MULTIPLE POINT IMAGE DISPLAY APPARATUS FOR IMAGE ENHANCEMENT AND METHOD THEREOF}

The present invention relates to an image display, and more particularly, to a multi-view image display apparatus and a method for improving the quality of a multi-view image.

With the development of electronic technology, the field of home appliances such as TV (television) devices is also rapidly developing. In particular, in the field of TV devices, a new concept of 3D (3D: 3-) that adds depth information to a 2D mono image to give viewers an audiovisual stereoscopic feeling dimension) Imaging technology has been commercialized. 3D imaging technology uses stereoscopy using binocular disparity. When two different two-dimensional images, each viewed by the left and right eyes, are delivered to the brain through the retina, the brain synthesizes the two images and 3D By creating a perspective of the image, it is a technology that provides a 3D image that can provide viewers with liveliness and realism.
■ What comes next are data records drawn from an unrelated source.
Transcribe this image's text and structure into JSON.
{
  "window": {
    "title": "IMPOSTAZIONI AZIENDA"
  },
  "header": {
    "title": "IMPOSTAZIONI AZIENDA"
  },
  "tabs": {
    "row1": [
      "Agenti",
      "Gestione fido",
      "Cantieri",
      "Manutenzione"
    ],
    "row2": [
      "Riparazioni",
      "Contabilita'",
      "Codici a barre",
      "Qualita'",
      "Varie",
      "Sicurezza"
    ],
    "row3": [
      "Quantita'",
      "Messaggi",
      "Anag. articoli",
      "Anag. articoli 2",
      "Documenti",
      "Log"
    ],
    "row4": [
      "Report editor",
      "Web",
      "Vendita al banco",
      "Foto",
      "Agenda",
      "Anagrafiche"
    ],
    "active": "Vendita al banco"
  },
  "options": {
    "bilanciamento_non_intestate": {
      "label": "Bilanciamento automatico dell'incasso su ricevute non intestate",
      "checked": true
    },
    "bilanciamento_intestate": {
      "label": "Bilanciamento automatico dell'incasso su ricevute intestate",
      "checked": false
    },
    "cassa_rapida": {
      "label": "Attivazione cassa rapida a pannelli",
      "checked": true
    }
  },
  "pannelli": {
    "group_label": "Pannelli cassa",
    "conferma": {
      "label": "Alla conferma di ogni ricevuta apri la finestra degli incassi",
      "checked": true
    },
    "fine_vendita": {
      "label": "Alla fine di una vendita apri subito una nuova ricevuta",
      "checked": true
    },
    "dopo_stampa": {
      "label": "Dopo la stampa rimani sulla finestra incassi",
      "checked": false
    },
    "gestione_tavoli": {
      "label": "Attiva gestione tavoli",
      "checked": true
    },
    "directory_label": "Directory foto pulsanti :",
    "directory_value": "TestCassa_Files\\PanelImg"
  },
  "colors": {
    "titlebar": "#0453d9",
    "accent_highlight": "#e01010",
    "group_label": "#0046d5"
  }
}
However, such a 3D imaging technique requires a filter device that allows both eyes to be separately viewed while simultaneously showing the image seen by the left eye and the image seen by the right eye. In the current 3D image display device, it is inconvenient to enjoy the 3D image provided by the 3D image display device only by wearing special glasses as the filter device, and multitasking is not possible while watching the 3D image due to wearing the special glasses. The problem is being raised.

Therefore, in recent years, research and development on autostereoscopic 3D imaging technology has been actively conducted as an alternative to such 3D imaging technology. Glasses-free 3D imaging technology allows viewers to enjoy 3D video without wearing special glasses, and is classified into a parallax barrier method or a lenticular lens method according to an image segmentation method.
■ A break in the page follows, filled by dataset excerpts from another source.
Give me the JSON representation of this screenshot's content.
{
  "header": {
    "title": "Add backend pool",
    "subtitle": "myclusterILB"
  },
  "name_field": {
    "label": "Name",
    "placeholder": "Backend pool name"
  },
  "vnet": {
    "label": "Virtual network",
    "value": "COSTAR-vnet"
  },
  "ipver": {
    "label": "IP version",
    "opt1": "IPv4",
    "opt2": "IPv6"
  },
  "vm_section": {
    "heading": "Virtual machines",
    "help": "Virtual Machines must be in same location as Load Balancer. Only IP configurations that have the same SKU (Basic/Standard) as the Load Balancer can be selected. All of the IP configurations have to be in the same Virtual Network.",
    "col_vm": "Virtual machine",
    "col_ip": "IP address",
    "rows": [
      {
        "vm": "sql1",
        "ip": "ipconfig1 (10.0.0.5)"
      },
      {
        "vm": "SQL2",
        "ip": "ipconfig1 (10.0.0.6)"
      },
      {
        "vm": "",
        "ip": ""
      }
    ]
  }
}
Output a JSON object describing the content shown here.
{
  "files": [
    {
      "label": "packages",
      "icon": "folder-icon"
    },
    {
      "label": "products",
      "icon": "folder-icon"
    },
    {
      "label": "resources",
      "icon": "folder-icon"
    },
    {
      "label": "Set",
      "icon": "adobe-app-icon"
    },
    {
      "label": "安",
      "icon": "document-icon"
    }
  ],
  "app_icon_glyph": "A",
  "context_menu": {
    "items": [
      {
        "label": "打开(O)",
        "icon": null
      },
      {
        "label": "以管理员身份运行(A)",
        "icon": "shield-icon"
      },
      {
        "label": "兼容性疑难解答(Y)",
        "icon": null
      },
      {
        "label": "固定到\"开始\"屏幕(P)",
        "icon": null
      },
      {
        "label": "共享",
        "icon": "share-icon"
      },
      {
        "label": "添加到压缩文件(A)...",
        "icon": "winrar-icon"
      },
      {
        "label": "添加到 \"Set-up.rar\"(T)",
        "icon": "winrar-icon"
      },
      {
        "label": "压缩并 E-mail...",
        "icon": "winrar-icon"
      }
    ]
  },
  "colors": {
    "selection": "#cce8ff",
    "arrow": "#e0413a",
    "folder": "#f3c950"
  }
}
FIG. 1A illustrates an example of autostereoscopic 3D imaging technology implemented using a parallax barrier method.

Referring to FIG. 1A, the parallax barrier method refers to a display control device having a space at regular intervals in front of a screen, that is, a parallax barrier mounted in a liquid crystal form so that the left and right eyes can view different images. That is, the visible area of the left eye is the area indicated by L on the screen, and the visible area of the right eye is the area indicated by R on the screen.

1B is a diagram illustrating an example of autostereoscopic 3D imaging technology implemented by a lenticular lens method.

Referring to FIG. 1B, the lenticular lens method refers to a method in which a cylindrical lens, that is, a lenticular lens, is attached in front of a screen so that the left and right eyes can see different images through refraction of light. That is, the visible area of the left eye is the area indicated by L on the screen, and the visible area of the right eye is the area indicated by R on the screen.

In recent years, research and development on multi-view image technology, which is more advanced than autonomous 3D image technology, has been actively conducted. In addition to the above-described autostereoscopic 3D imaging technology, the multi-view video technology divides the screen area that can be viewed by the viewer into multiple windows, and enables the viewer to view a screen corresponding to the divided window as the viewer's viewpoint moves. By applying multi-view technology, viewers can feel more lively.

However, even in the multi-view video provided through such multi-view video technology, the same image blur phenomenon as that generated in the existing high definition TV is generated, that is, motion judder, which affects the quality of the video provided to the user. Cause serious problems. In particular, changes in the finely recognized image in the currently commercial 3D image may have a significant effect on the image quality in the multi-view image.

In addition, since the image quality problem in the multi-view image leads to the health problem of the viewer watching it, a method of improving the image quality of the image provided to the user by removing the motion judder from the multi-view image is required.

The present invention provides a multi-view image display apparatus and a method for improving image quality by removing motion judder of a multi-view image.

In addition, the present invention provides a multi-view image display apparatus and method for improving the image quality by converting the frame rate of the multi-view image.

In addition, the present invention provides a multi-view image display apparatus and a method for improving image quality by removing motion judder and converting a frame rate before converting an input image to a multi-view image.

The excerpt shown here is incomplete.